JURANEWS.ID, SILANGIT – Sebuah helikopter berlogo BNPB (Badan Nasional Penanggulangan Bencana) dengan nomor registrasi PK-RTQ berhasil melakukan misi kemanusiaan yang penuh tantangan di Desa Sihaporas, Sumatra Utara, pada Sabtu (29/11). Desa ini terisolasi akibat bencana hidrometeorologi, sehingga membutuhkan bantuan segera.

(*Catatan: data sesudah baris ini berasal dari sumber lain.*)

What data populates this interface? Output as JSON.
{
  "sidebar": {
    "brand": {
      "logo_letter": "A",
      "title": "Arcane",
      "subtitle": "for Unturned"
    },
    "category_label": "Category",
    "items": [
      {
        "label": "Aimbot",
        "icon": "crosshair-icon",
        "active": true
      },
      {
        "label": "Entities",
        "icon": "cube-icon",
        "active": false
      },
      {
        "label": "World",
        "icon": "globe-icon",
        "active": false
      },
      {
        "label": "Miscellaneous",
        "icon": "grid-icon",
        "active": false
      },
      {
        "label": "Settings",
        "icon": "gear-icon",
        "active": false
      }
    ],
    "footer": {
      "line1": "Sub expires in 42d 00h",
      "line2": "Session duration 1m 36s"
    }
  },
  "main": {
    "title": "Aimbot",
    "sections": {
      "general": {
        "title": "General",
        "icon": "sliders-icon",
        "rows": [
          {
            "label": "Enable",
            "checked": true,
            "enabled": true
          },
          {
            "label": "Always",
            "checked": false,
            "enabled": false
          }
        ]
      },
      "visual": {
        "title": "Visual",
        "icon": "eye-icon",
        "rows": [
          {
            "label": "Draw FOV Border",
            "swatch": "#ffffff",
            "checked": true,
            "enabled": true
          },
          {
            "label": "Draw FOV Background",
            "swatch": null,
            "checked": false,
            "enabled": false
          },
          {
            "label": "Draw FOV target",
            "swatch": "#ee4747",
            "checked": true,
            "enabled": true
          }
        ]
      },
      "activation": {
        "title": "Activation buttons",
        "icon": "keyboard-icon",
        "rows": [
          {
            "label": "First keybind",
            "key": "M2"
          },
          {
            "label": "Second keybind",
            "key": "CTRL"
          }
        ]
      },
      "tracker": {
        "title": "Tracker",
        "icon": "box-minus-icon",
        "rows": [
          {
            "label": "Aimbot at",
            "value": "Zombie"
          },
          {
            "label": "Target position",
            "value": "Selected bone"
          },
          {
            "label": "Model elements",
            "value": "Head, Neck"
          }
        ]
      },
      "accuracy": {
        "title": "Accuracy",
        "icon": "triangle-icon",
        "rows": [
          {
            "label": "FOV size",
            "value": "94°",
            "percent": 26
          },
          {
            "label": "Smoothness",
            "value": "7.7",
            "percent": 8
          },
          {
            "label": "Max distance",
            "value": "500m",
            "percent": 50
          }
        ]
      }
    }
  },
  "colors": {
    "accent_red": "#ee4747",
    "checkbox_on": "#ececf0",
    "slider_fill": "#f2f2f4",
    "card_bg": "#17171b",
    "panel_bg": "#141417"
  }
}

Misi ini merupakan mandat langsung dari Kepala BNPB, Letjen TNI Dr. Suharyanto, S.Sos., M.M., yang bertekad menjangkau warga yang terputus dari dunia luar. Bagi kru helikopter, tugas ini adalah pertarungan melawan waktu dan alam.
Penerbangan dari Bandara Sisingamangaraja XII, Silangit, diwarnai dengan tantangan berat. Awan tebal mengepung jalur terbang, memaksa pilot veteran beradu keahlian dengan visibilitas yang nyaris nol. Mereka harus mencari celah sempit di antara gumpalan awan yang membeku.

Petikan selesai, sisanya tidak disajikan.